Segundo os moradores, nos quatro meses em que as câmeras estão operando nenhuma ocorrência foi registrada na rua. Quando alguém percebe movimentação suspeita, seja na frente da sua casa ou na de um vizinho, faz um print da tela do celular e envia a imagem para o grupo da Rua Ernani Behs no WhatsApp, com 23 integrantes.
— Me habituei a olhar o celular de hora em hora. Quando tem criança voltando da escola, fico cuidando pela câmera. Se tem carro parado que a gente não sabe de quem é, já fica mais atento — afirma o operador de empilhadeira Reginaldo Torres, 50 anos.
Outra vantagem identificada por Torres é espiar as câmeras pelo celular antes de chegar em casa de carro à noite.
— Um pouco antes de entrar na rua, olho para ver se não tem nenhum movimento estranho. O maior medo é esse: alguém armado nos pegar chegando em casa. Me sinto muito mais seguro podendo ver antes como está a rua — admite Torres.
Se algum dos vizinhos viaja, o grupo todo é avisado e os demais ficam atentos.
— É um ajudando o outro — resume Torres.
Forças de segurança aprovam medida
Para o comandante do 21º Batalhão de Polícia Militar (BPM), responsável pelo policiamento dos bairros do extremo-sul da Capital, tenente-coronel Alex Severo, o monitoramento por câmeras de segurança auxilia tanto na prevenção do crime quanto na elucidação.
— A gente considera importante que a comunidade se preocupe com a sua segurança. O monitoramento é um elemento que ajuda a coibir, é um serviço de prevenção. Quando o delinquente enxerga as câmeras, eles já ficam reticentes porque sabem que serão filmados e identificados — explica.
A diretora-adjunta do Departamento de Comando e Controle Integrado (DCCI), delegada Eliana Paraíba Lopes, afirma que não há legislação específica que oriente este tipo de iniciativa. Uma portaria da Secretaria da Segurança Pública (SSP) de 2011 recomenda que a instalação seja feita com autorização do Estado.
— O Estado aprova e incentiva a participação do cidadão na questão da segurança. Estamos abertos para fazer termos de cooperação e convênios para fazer o cercamento eletrônico nessa comunidade — afirma.
A delegada diz que o Estado não pretende burocratizar a iniciativa das comunidades. Pelo contrário, explica que o DCCI pode orientar sobre os pontos mais críticos do bairro para casos de violência. Segundo Eliana, o órgão pode opinar e adequar, se necessário, as câmeras já instaladas:
— É uma ideia boa e tem de ser disseminada com análise técnica do Estado. Nós valorizamos a proatividade do cidadão. É uma forma até de proteger quem tem a iniciativa, já que há imagens das câmeras que podem afetar a intimidade ou a vida privada de outras pessoas.
Como funciona o "BBB" da Rua Ernani Behs
- Moradores contribuíram para compra das câmeras.
- O instalador de câmeras Ulisses Padilha, que é morador da rua, instalou nos postes e montou na sua casa uma "central de monitoramento", onde fica o gravador das imagens.

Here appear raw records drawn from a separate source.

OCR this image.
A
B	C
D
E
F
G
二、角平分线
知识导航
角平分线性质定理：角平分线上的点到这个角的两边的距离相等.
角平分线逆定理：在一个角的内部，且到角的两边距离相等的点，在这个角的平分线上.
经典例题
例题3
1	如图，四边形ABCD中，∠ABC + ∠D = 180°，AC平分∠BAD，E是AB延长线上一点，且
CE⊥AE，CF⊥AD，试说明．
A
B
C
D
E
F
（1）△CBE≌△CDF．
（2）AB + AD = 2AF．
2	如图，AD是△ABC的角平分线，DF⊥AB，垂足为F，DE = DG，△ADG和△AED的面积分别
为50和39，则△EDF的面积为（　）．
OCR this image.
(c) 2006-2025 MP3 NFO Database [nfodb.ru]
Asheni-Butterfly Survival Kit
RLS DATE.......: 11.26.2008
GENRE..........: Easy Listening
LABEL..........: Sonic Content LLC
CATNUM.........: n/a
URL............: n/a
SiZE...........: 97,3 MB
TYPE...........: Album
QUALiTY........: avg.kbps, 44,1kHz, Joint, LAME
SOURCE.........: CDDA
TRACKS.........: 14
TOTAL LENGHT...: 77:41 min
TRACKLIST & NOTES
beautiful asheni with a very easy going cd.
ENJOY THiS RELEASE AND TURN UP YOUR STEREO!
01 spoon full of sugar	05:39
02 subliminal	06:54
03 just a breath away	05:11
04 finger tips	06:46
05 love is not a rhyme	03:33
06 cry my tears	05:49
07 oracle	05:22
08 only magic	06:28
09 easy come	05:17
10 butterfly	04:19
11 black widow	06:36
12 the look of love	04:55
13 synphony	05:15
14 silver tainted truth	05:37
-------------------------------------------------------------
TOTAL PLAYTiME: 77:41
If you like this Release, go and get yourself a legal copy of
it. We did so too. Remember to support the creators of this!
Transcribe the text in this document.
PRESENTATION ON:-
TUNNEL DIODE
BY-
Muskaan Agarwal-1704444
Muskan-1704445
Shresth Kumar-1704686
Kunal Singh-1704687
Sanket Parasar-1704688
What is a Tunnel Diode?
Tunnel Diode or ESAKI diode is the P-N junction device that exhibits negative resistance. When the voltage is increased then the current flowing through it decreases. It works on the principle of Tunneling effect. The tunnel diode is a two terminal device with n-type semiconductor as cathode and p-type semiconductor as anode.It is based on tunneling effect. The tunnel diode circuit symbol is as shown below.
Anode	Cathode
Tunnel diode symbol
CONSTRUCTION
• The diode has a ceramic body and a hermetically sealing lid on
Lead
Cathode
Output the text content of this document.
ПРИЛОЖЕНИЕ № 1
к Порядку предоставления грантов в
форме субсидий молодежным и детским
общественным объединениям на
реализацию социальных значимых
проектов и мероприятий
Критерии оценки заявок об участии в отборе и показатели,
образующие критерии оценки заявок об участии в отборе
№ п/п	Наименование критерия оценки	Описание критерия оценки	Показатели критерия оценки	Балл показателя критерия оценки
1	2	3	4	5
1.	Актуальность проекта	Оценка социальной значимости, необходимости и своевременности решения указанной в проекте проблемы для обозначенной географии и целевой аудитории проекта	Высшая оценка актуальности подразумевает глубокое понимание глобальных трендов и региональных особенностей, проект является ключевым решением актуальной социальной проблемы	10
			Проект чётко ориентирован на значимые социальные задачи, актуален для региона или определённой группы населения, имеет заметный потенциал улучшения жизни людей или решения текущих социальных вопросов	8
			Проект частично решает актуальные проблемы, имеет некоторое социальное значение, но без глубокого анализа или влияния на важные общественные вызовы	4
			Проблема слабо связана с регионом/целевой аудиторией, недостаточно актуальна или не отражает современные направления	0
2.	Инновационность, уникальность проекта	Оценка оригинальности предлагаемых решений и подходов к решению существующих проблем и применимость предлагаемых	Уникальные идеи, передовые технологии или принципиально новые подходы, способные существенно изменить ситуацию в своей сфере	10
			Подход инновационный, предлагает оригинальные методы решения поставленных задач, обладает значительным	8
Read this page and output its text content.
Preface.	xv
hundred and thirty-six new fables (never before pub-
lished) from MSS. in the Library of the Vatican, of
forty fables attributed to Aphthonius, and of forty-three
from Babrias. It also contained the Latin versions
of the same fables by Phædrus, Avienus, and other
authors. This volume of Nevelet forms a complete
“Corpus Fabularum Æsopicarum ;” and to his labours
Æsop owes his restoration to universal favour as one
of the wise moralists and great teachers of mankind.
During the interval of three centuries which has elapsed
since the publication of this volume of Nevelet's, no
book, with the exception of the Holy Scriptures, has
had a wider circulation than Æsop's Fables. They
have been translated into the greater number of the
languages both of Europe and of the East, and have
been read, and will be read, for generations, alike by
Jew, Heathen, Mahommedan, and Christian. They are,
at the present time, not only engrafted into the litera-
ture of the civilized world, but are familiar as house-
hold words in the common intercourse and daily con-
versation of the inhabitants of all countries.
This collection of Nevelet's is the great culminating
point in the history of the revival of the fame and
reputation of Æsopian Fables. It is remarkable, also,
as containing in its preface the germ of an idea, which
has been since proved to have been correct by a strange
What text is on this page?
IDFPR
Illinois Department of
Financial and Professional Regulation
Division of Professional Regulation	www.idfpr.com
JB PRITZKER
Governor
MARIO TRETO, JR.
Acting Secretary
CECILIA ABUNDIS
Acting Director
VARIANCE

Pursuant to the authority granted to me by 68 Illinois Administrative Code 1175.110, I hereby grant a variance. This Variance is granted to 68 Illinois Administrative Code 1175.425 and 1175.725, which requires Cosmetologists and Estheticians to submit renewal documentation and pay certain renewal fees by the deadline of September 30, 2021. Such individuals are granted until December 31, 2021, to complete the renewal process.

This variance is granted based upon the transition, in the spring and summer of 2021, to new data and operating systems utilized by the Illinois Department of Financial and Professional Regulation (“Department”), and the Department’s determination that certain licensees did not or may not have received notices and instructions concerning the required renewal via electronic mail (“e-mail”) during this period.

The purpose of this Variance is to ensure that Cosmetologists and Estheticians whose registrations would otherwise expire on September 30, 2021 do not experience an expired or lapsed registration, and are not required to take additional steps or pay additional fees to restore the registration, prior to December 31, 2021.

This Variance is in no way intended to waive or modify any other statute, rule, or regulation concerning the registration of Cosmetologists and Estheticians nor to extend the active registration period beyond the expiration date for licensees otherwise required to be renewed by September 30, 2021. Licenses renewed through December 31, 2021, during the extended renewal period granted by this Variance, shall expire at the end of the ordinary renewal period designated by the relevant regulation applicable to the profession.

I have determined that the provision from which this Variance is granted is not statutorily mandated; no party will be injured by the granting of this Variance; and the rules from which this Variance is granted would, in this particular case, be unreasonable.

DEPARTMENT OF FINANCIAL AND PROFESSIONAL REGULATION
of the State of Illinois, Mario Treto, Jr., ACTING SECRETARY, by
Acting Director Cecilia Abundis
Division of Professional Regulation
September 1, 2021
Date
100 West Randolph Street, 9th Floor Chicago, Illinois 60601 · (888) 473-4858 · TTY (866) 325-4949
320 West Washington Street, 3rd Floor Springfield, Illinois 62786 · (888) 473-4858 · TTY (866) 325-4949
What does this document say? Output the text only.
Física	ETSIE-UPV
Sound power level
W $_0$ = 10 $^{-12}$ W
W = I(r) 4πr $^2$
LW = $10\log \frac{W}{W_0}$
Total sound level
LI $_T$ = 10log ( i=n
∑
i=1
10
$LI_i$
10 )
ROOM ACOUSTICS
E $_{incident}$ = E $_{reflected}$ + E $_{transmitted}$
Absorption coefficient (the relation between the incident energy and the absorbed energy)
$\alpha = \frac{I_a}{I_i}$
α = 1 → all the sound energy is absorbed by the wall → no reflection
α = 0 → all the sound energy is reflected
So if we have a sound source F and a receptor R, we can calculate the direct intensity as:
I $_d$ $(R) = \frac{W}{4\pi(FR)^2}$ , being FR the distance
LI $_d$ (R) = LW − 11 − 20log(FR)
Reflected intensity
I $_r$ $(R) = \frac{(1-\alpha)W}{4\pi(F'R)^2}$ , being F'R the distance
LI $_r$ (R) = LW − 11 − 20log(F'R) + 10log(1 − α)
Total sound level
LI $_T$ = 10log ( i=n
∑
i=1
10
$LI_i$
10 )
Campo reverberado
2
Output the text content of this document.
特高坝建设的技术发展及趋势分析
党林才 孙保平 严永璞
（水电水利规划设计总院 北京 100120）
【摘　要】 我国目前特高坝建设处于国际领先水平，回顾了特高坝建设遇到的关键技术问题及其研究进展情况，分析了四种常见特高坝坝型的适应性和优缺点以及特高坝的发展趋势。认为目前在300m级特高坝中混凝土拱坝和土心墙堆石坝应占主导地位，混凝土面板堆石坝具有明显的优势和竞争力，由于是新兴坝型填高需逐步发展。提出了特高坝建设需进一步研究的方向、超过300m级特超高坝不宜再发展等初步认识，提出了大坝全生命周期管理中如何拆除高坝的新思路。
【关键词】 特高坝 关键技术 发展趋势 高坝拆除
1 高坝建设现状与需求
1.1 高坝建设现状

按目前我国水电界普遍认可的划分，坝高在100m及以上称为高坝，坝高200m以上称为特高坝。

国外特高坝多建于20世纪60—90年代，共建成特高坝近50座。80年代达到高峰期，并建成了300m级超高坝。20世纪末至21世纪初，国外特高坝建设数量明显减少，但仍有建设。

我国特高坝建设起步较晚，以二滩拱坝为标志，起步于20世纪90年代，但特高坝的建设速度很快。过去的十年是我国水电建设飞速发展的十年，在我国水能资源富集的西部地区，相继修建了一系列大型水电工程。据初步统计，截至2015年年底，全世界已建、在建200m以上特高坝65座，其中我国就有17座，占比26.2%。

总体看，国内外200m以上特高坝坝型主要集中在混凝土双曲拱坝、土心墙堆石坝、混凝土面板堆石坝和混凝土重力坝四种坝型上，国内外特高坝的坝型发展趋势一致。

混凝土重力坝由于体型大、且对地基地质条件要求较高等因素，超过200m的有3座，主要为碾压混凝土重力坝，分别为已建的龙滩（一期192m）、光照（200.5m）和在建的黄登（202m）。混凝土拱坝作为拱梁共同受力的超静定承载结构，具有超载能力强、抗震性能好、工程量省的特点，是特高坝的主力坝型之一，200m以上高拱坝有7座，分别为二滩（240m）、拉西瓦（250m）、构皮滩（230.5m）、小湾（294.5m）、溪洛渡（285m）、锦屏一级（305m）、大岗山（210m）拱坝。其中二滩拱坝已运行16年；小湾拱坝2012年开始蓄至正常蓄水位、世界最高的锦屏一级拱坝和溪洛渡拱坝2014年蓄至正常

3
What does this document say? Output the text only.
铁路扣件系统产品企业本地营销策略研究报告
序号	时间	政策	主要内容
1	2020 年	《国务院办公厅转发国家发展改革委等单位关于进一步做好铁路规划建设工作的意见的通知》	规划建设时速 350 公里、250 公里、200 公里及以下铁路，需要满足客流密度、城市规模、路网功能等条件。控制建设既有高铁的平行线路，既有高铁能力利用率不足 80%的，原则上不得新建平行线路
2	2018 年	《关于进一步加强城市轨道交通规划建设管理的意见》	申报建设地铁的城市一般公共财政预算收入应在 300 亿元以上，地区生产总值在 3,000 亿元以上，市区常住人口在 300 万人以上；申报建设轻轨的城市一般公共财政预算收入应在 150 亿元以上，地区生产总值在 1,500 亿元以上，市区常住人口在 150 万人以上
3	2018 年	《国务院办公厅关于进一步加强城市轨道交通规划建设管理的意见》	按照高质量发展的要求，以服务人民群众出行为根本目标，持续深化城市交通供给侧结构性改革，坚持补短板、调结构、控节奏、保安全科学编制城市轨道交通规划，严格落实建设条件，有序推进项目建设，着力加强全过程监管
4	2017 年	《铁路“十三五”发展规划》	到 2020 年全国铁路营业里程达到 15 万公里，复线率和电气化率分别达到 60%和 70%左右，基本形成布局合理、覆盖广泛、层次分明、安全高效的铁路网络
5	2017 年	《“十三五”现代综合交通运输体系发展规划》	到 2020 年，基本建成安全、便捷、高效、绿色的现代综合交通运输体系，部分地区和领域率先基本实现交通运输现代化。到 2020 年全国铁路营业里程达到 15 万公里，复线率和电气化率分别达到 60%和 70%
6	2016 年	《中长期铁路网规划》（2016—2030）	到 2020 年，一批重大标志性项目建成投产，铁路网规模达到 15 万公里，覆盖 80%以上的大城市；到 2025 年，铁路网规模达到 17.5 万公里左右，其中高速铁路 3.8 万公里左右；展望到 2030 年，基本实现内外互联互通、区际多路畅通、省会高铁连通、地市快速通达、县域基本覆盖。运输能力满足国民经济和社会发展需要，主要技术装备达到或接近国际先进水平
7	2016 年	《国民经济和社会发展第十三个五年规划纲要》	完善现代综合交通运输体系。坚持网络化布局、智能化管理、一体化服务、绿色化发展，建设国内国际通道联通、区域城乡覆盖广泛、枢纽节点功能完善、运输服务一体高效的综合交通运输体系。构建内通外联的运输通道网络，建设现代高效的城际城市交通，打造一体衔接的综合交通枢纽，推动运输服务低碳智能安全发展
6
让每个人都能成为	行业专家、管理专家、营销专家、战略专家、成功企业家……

Dali, ele pode acompanhar a movimentação das oito câmeras.
- Ele e os demais moradores também podem monitorar as movimentações da rua pelo celular, por meio de um aplicativo.
- Quando percebem movimentação suspeita, fazem um print da tela e enviam para o grupo de moradores no WhatsApp. Até agora, não precisaram chamar a Brigada Militar.
Onde buscar orientação
Departamento de Comando e Controle Integrado (DCCI), na Rua Voluntários da Pátria, 1358, no segundo andar. Telefone: 3288-7027.